In general, the forthcoming regulations will prevent inverted companies from using certain techniques to access the overseas earnings of the U.S. company’s foreign subsidiaries without being subject to US tax. This would close a loophole to prevent inverted companies from transferring cash or property from a controlled foreign corporation to a new parent to completely avoid U.S. tax, and make it more difficult for U.S. entities to invert.

Notice 2014-52 further added that regulations will generally apply to transactions completed on or after Sept. 22, 2014.

“Investment in US property” inclusion is not qualified dividend – Tax Court affirms

In Osvaldo Rodriguez et ux V. Commissioner, the fifth circuit recently upheld the decision in a transaction involving inclusion of IRC 956 income with respect to the taxpayers’ Controlled Foreign Corporation (CFC) in Mexico.

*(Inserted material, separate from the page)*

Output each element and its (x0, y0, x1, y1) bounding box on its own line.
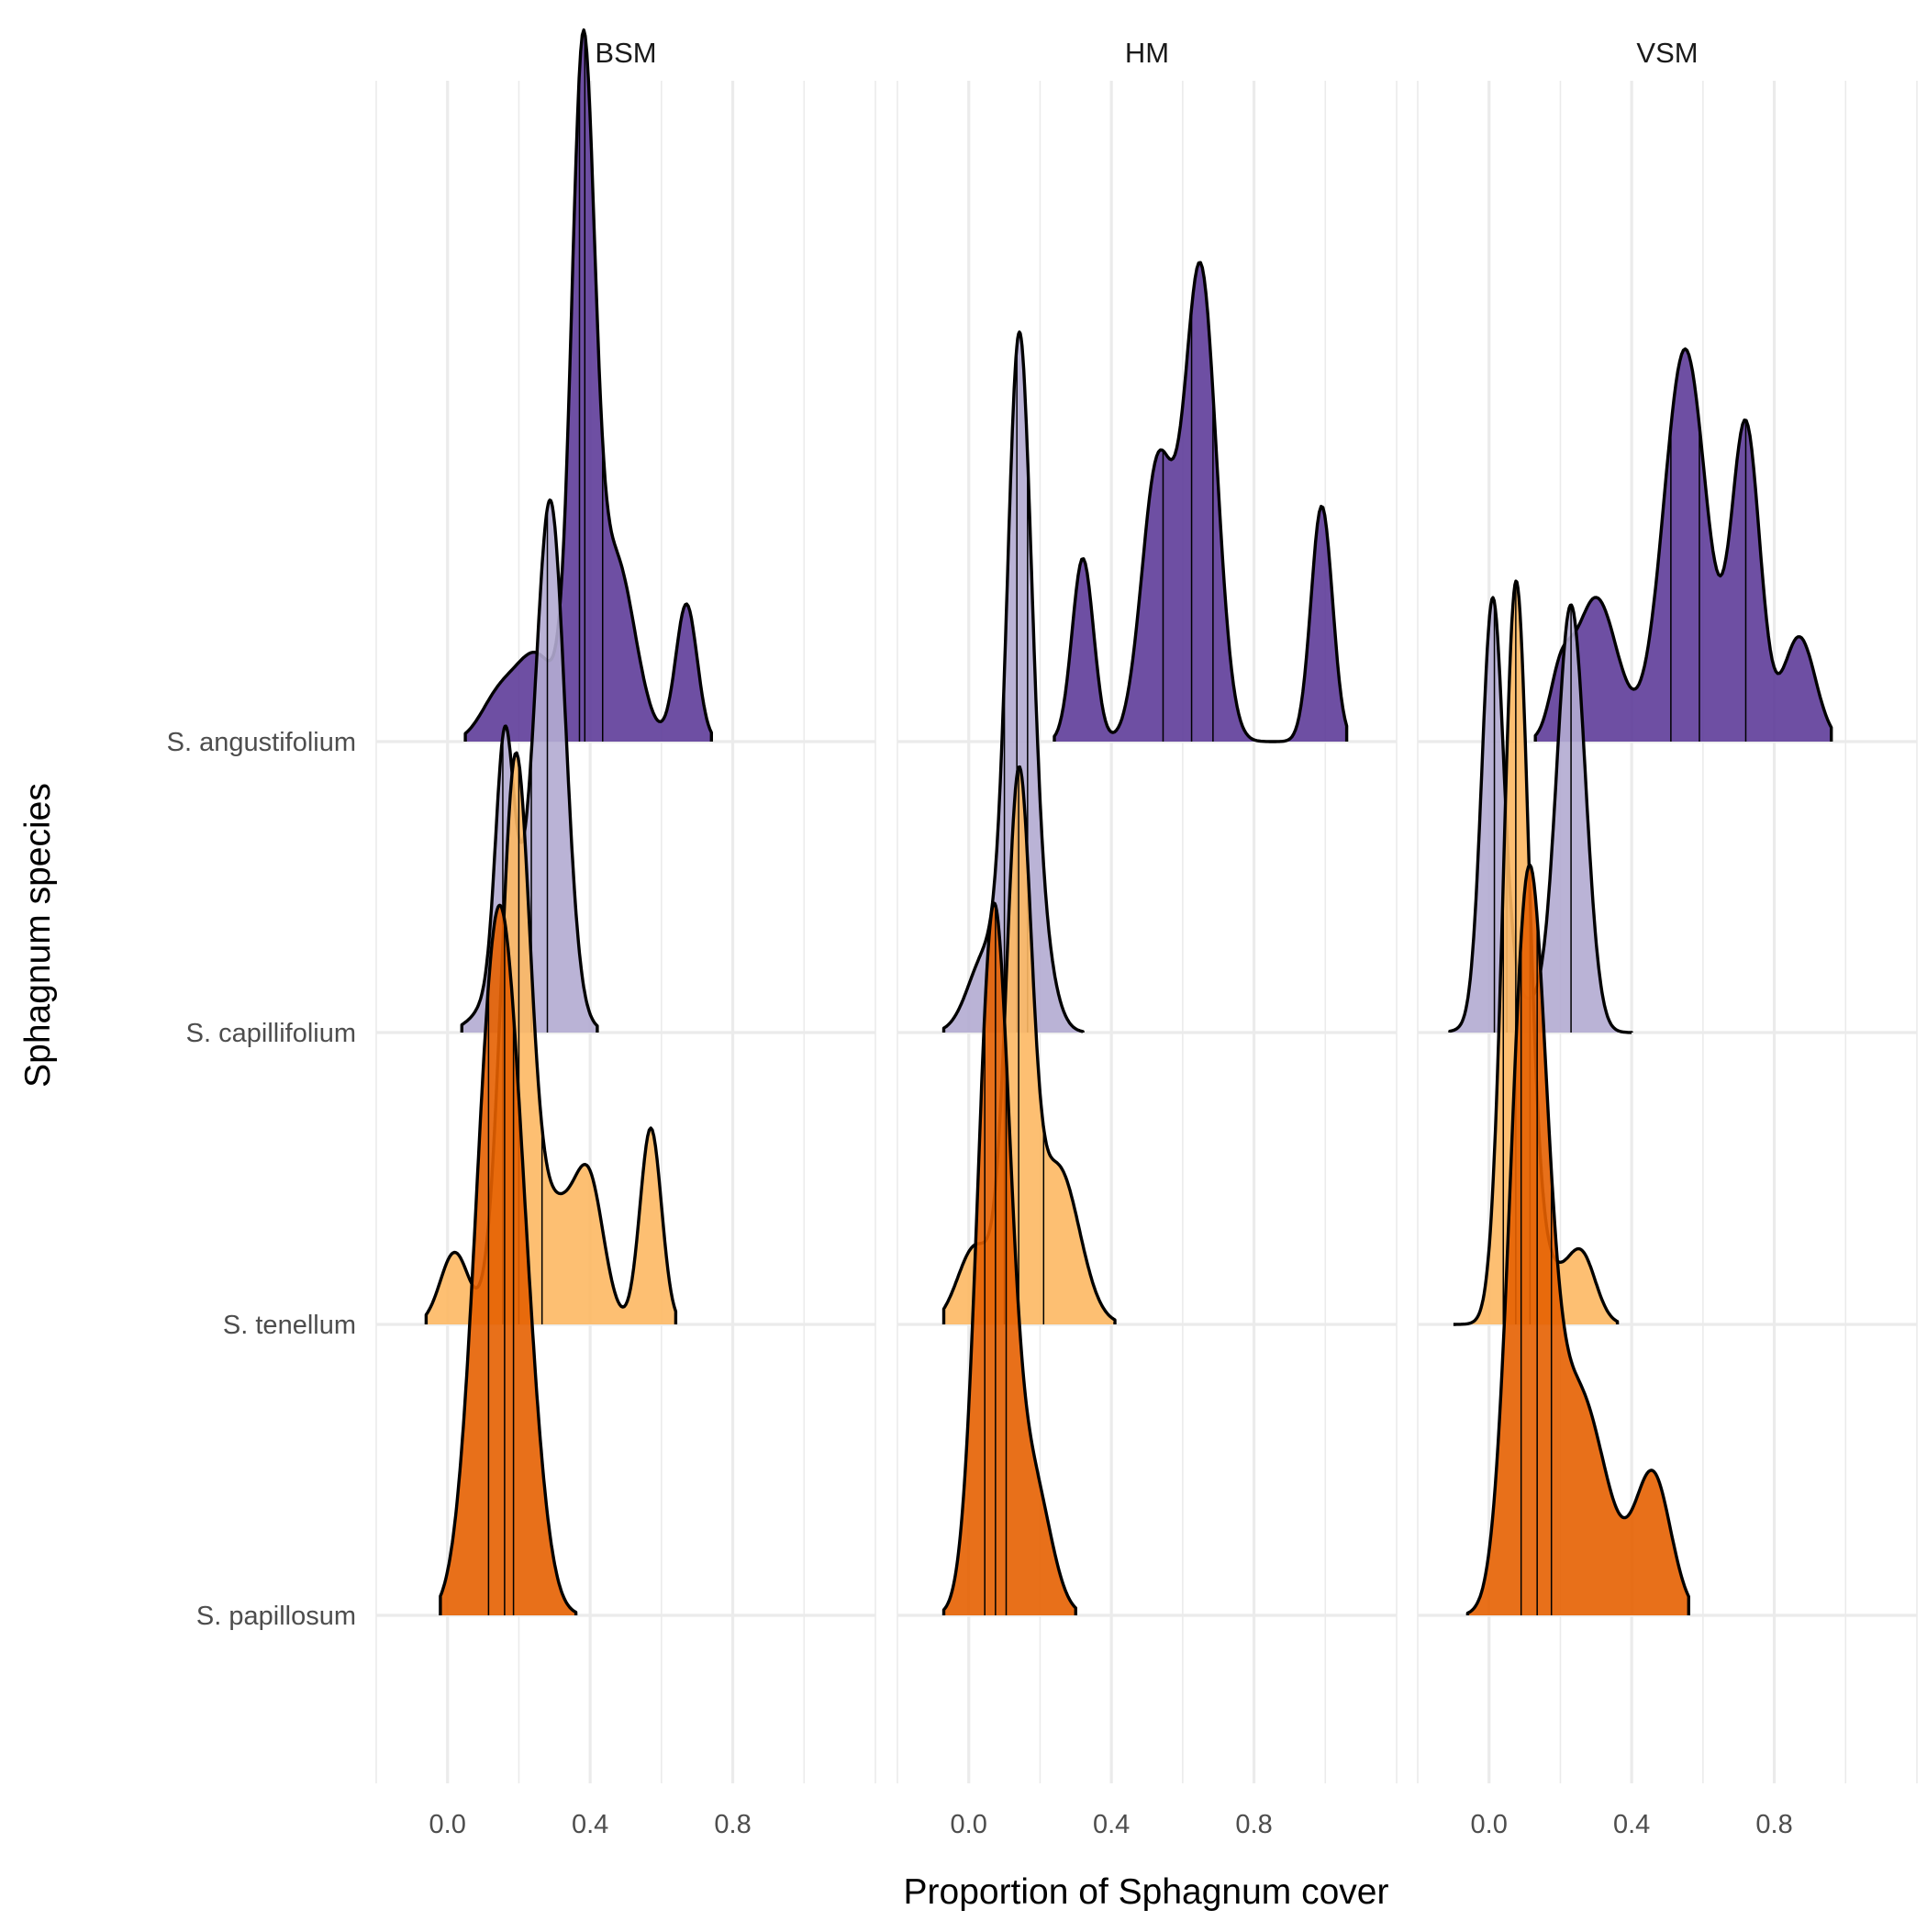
ridge-group (941, 901, 1077, 1615)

Osvaldo and Ana Rodriguez, husband and wife, were citizens of Mexico and permanent residents of the U.S. They were the sole shareholders of Editora Paso del Norte, S.A. de C.V. (Editora). Editora had been incorporated in 1976 under Mexican  law, and in 2001 it had established operations in the U.S. as a branch under the name Editora Paso del Norte, S.A. de C.V., Inc.—a controlled foreign corporation (CFC).  On their amended 2003 and original 2004 U.S. federal income tax returns, the taxpayers included in gross income $1,585,527 and $1,478,202, respectively, for amounts of Editora’s earnings invested in U.S. property and taxable directly under IRC 951(a)(1)(B) and IRC 956. 

Taxpayers treated the IRC 951 inclusions as qualified dividend income subject to preferential qualified dividend rates. IRS determined that the Code Sec.  951 inclusions were taxable at ordinary income rates.

The fifth circuit upheld the decision and ruled that the amounts included in the Rodriguez’s gross income under IRC 951(a)(1)(B) and IRC 956 with respect to their CFC’s investments in U.S. property were not qualified dividend  income under IRC 1(h)(11).